# Optimale Heimkino aufstellung



## dragonlort (23. September 2014)

Hallo Leute,
Da ich jetzt alleine Lebe (Trennung) bin ich dabei mein Wohnzimmer zu Optimieren das es mehr zum wohnheimkino wird.
Meine frage ist was wäre die beste optimale aufstellung der boxen Couch usw?

ich site jetzt ca 2.8m zum Tv weg bei einen 55 zoll tv.
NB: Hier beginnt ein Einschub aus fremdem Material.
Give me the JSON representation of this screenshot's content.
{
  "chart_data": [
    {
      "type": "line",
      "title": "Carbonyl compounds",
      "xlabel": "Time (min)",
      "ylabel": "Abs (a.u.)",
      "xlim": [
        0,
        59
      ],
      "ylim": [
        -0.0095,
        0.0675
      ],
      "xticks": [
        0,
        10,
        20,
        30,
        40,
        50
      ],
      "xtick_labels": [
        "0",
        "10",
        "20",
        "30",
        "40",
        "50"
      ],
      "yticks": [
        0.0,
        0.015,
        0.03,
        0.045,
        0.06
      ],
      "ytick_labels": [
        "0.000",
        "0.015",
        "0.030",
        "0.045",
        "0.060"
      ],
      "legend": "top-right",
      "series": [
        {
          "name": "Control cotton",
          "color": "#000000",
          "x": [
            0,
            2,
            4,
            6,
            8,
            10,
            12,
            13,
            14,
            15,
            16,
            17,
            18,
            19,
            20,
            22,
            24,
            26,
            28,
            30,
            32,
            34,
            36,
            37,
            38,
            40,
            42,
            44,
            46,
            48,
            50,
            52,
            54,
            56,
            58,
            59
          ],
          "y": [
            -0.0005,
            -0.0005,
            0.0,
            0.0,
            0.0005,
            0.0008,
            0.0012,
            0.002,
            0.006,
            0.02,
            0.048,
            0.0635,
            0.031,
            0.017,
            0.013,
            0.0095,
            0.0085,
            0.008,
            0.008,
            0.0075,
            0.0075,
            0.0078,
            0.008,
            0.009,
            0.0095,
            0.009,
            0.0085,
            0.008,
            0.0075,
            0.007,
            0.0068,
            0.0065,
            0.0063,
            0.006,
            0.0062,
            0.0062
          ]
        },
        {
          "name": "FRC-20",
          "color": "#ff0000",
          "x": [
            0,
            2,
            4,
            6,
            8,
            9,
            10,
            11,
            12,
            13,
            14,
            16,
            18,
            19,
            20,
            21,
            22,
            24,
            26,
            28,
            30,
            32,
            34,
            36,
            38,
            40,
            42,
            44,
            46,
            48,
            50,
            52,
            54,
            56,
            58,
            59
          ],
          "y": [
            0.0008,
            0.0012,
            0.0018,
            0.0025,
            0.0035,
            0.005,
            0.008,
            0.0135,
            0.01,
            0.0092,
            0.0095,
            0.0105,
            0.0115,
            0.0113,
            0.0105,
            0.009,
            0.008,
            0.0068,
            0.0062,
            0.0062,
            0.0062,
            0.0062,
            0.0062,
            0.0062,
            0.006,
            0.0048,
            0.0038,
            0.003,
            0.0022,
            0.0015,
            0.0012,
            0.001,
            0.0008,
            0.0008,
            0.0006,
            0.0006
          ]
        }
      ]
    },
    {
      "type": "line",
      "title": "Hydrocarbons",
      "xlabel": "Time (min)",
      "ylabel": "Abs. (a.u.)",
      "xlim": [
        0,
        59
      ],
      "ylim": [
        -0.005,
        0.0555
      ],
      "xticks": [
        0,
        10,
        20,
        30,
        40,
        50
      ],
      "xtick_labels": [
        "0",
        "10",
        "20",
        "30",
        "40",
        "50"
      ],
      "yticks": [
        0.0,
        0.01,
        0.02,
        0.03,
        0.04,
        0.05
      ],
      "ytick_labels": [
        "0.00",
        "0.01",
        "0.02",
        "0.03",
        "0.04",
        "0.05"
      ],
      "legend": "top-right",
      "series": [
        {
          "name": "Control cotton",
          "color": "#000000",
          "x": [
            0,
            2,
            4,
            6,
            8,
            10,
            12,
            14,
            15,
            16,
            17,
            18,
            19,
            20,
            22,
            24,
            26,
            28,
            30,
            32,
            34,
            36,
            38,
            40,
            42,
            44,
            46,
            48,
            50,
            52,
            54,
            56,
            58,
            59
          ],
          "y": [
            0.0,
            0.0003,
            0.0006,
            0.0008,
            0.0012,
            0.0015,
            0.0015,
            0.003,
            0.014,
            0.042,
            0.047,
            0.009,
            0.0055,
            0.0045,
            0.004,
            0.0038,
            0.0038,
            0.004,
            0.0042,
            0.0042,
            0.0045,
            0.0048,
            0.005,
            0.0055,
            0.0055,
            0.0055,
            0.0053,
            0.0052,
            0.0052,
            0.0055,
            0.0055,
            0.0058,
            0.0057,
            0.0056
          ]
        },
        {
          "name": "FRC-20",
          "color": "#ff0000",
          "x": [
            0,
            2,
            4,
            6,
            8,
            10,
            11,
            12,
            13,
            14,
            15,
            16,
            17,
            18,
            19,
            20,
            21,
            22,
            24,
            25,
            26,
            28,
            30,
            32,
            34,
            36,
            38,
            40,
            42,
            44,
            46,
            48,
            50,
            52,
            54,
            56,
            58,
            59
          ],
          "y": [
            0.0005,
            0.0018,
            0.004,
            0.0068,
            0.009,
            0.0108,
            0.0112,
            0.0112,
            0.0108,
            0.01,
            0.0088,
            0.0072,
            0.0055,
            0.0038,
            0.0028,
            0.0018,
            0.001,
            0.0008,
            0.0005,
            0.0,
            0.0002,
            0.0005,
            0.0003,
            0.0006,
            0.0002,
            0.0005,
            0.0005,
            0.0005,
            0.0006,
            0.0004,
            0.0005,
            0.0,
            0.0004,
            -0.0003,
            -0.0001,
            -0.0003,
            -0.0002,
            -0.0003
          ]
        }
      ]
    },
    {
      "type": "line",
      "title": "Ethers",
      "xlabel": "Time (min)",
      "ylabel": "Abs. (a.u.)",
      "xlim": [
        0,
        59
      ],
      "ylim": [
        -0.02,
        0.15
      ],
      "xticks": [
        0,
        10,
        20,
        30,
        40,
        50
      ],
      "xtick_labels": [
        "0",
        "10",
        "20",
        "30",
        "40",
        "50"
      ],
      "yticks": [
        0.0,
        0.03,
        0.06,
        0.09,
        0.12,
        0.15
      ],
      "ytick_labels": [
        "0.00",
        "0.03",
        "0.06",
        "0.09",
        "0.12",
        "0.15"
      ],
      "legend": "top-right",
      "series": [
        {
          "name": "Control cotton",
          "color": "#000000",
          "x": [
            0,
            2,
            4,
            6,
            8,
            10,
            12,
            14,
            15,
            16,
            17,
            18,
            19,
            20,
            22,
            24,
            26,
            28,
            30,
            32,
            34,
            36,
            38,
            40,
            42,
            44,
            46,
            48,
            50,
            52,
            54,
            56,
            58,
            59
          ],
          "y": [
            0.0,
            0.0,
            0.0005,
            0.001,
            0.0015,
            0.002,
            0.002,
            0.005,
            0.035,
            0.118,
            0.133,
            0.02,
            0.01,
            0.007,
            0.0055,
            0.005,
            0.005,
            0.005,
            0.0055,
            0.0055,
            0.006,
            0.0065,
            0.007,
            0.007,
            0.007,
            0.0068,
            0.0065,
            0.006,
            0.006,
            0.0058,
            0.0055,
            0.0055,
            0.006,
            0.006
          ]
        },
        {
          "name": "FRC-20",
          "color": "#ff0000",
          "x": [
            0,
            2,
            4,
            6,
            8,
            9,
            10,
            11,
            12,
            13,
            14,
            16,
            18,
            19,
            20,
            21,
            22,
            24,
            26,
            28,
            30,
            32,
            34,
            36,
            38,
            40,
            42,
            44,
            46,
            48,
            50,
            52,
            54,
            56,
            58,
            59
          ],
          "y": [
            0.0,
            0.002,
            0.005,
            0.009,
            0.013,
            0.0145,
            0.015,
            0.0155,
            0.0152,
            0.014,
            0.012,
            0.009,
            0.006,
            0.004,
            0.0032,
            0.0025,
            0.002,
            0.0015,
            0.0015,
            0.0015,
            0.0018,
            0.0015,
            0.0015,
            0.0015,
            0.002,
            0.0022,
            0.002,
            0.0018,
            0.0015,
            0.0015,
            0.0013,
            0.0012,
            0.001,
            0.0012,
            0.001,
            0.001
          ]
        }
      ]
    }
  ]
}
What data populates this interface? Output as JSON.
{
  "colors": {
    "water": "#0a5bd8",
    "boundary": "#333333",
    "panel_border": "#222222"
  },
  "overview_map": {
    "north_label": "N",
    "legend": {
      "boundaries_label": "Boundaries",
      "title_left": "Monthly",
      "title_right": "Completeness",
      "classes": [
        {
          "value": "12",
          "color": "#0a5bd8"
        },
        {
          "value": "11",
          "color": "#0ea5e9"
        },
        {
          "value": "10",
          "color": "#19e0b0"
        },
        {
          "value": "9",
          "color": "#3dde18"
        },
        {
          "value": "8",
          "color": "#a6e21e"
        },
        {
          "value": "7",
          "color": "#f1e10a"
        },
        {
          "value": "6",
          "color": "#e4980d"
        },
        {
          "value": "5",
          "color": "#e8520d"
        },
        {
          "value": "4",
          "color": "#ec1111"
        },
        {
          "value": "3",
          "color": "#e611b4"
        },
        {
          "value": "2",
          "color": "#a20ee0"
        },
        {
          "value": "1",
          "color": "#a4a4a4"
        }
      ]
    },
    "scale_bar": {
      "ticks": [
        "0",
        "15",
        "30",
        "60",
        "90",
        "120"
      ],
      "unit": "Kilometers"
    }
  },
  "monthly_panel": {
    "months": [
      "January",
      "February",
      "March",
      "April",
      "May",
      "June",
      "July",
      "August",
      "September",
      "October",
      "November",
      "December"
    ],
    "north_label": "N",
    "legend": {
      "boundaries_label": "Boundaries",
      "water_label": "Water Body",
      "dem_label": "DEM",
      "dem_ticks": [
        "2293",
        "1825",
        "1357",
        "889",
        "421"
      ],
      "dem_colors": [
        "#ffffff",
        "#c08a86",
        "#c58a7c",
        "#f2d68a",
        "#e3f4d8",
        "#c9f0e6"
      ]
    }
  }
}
Würde mich über paar vorschläge freuen.




			Dieser Inhalt steht nur eingeloggten Mitgliedern zur Verfügung.
        




			Dieser Inhalt steht nur eingeloggten Mitgliedern zur Verfügung.
        




			Dieser Inhalt steht nur eingeloggten Mitgliedern zur Verfügung.
        




			Dieser Inhalt steht nur eingeloggten Mitgliedern zur Verfügung.
        




			Dieser Inhalt steht nur eingeloggten Mitgliedern zur Verfügung.
        




			Dieser Inhalt steht nur eingeloggten Mitgliedern zur Verfügung.


----------



## Omen_IT (23. September 2014)

Hallo sieht schon mal ganz gut aus ! Falls es dir gefallen würde würde ich die Couch noch 20 cm nach hinten platzieren! 
Sonst passt das so !  Eventuell Marmorplatte unter den beiden Canton`s würden sicher dem Klang gut tun bei dem Laminat !

MFG


----------



## dragonlort (23. September 2014)

wen ich die couch 20cm nach hinten verlegen tue bin ich auf ca 3m zum tv. wird der kino effekt dadurch nicht kleiner? oder was für ein grund hat das?
mit den platten gebe ich dir recht, das wollte ich mal machen nur die frage wo bekomme icch gut günstige her?


----------



## Omen_IT (23. September 2014)

Ja der Kino effekt wird sicher kleiner ! Aber da ist jeder individuell dem einen kann es nicht zu groß sein dem andren nicht zu klein  
Ich persönlich sitze auch 3 Meter weck bei einem 60 Zoller aber wenn ich lust auf Kino habe lass ich meine Leinwand herunter und habe dann 100 Zoll auf 2,8m Sitzabstand ! 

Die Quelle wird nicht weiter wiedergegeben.